The graduate students in the Speech-Language-Hearing Science Program who have been using the iPad in treatment in our clinics have provided a brief mid-semester summary of her experience with the iPad during therapy. Their clients and patients present with various communication disorders. They describe how they use the device and the patient’s response to the treatment methodology. You will notice that not every patient is successful or comfortable with the iPad. This is teaching us how to be more selective in our use of it with our patients and clients. The students are using the iPad as a sound level meter, a recording device, an assistive communicative device, and in accent reduction for an ESL speaker. At the end of the semester, the students and the patients will be completing a survey rating their experiences. We will use that data to guide our future use of this exciting therapeutic approach.
Torrey is continuing to use the IPad successfully. He is able to communicate his thoughts, questions, and concerns through the Proloquo application which is especially useful because he cannot communicate these things verbally. The timer app that was installed on the IPad is also very helpful in our therapy sessions. The application allows Torrey to keep tract of exercises such as humming exercises to warm up his voice and prolonging vowels. I continue to find success using the IPad and it is incorporated into each one of our therapy sessions.
R.D. has had a Lingraphica communication device for several years, but it is not functional in her everyday life due to its large size and complicated nature. We are utilizing the Proloquo program on the iPad to see if that would be a more efficient and viable option in her everyday life to help with her communication because she is severely apraxic. At first, Renee struggled with the iPad, but has become more accustomed to it as the weeks have gone by. She had a very easy time using the categories to create “I want” sentences and “Help” sentences. We then switched over to the typing setting to give R more options of answering questions. She struggles to type sentences with the device, but can type one-word responses easily. She sometimes has trouble finding the keys, so her field of options must be reduced. One trouble is the device is it seems to be too sensitive to the touch and she often hits the wrong button by accident and then has to go back and delete it. She does seem to enjoy using the device and is not easily frustrated by it.
I have been using the Ipad with my accent reduction case. The client has been having many issues with distinguishing vowels, since his native language, Spanish, only has 5 regularly used vowels while English uses 10 pure vowel sounds. Using the Ipad, I recorded both me and my client saying first, the vowels in isolation and then in words and had my client “grade” himself. After he decided if his production was incorrect or correct, I had him attempt to mimic my production, and we would record it again until his vowel sound was produced correctly. Using the recordings, the client was able to distinguish different vowels with greater ease toward the end of the session. At the end of the session, he was able to produce all 10 vowels in both isolation and in a word. Using the Ipad to record his voice seemed to help him make a significant amount of progress in just one session.
My clinical experience using the IPad has been rewarding. My client is a 13 year old boy with a moderate-severe stutter. He is pleasant to work with and cooperative. However, he has a hard time identifying the ways in which his stutter negatively impacts his speech and social interaction. In order to overcome this obstacle, I was able to record his conversational speech during a session and, using the IPad, play back a recording for him within seconds. Immediately, he was able to identify characteristics of his speech and prosody that detracted from his message. This stimulated a more open and productive conversation between my client and I about effective ways to improve his speech. I plan to implement the IPad in future therapy sessions through the use of Skype. Since speaking on the telephone can be a daunting task for a person who stutters, Skype may be a plausible alternative to communicate.
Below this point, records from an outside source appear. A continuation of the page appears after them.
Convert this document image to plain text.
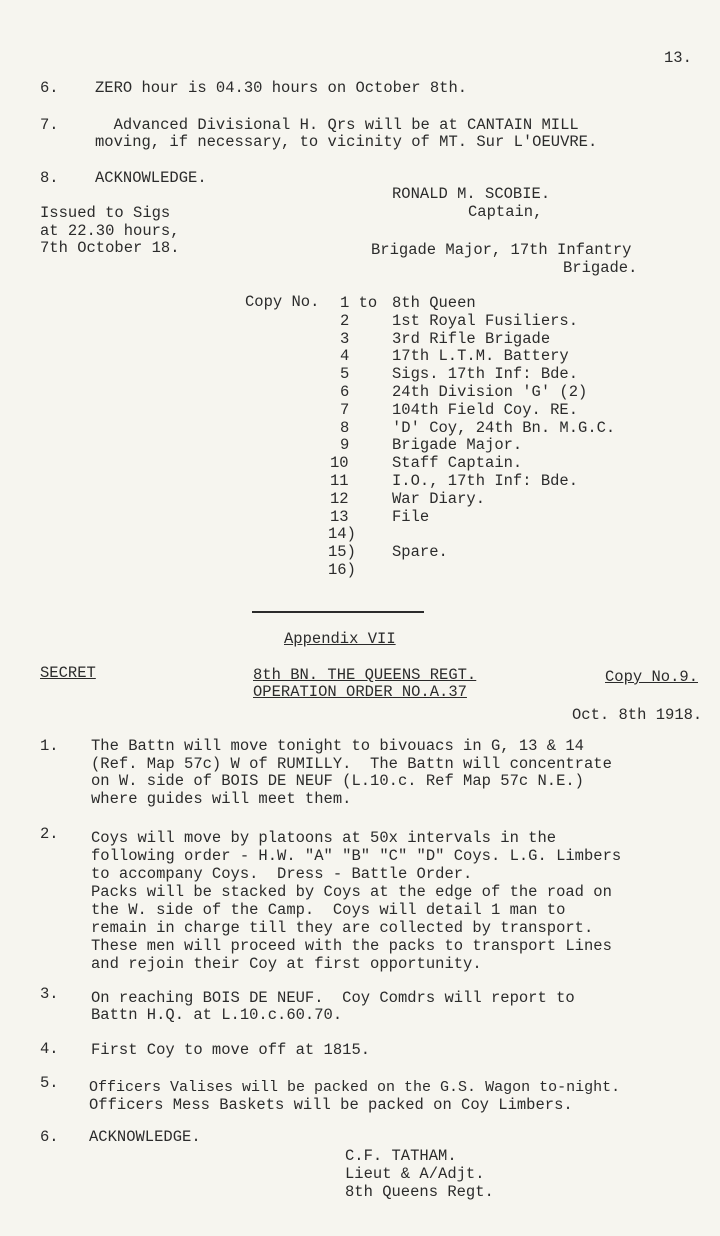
13.
6. ZERO hour is 04.30 hours on October 8th.
7. Advanced Divisional H. Qrs will be at CANTAIN MILL
moving, if necessary, to vicinity of MT. Sur L'OEUVRE.
8. ACKNOWLEDGE.
RONALD M. SCOBIE.
Captain,
Brigade Major, 17th Infantry
Brigade.
Issued to Sigs
at 22.30 hours,
7th October 18.
Copy No. 1 to 8th Queen
2	1st Royal Fusiliers.
3	3rd Rifle Brigade
4	17th L.T.M. Battery
5	Sigs. 17th Inf: Bde.
6	24th Division 'G' (2)
7	104th Field Coy. RE.
8	'D' Coy, 24th Bn. M.G.C.
9	Brigade Major.
10	Staff Captain.
11	I.O., 17th Inf: Bde.
12	War Diary.
13	File
14)
15)	Spare.
16)
Appendix VII
SECRET	8th BN. THE QUEENS REGT.
OPERATION ORDER NO.A.37
Copy No.9.
Oct. 8th 1918.
1. The Battn will move tonight to bivouacs in G, 13 & 14
(Ref. Map 57c) W of RUMILLY.  The Battn will concentrate
on W. side of BOIS DE NEUF (L.10.c. Ref Map 57c N.E.)
where guides will meet them.
2. Coys will move by platoons at 50x intervals in the
following order - H.W. "A" "B" "C" "D" Coys. L.G. Limbers
to accompany Coys.  Dress - Battle Order.
Packs will be stacked by Coys at the edge of the road on
the W. side of the Camp.  Coys will detail 1 man to
remain in charge till they are collected by transport.
These men will proceed with the packs to transport Lines
and rejoin their Coy at first opportunity.
3. On reaching BOIS DE NEUF.  Coy Comdrs will report to
Battn H.Q. at L.10.c.60.70.
4. First Coy to move off at 1815.
5. Officers Valises will be packed on the G.S. Wagon to-night.
Officers Mess Baskets will be packed on Coy Limbers.
6. ACKNOWLEDGE.
C.F. TATHAM.
Lieut & A/Adjt.
8th Queens Regt.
My client has responded very positively to using the iPad during therapy. He really likes it and was even showing me how to use it, since I had never used one before. He has an iPhone and at the end of one of our sessions, he downloaded the program on his phone and is using it at home. We are using the application, Decibel Meter Pro, because his goal is to speak above 70 dB. It is very helpful and he does like using it. We are also using the sound level meter to measure his volume and comparing the iPad and sound level meter to see which he likes using better. The iPad is very useful during therapy; however, since the device is so animated, it is often hard to get an accurate reading. It also turns off occasionally. He often gets a higher reading with the use of the sound level meter. The iPad has to be placed very close to him to get the same volume reading. We are still using the iPad during therapy, but my client does also like to use the sound level meter because it is not as animated, making it easier to get an accurate reading.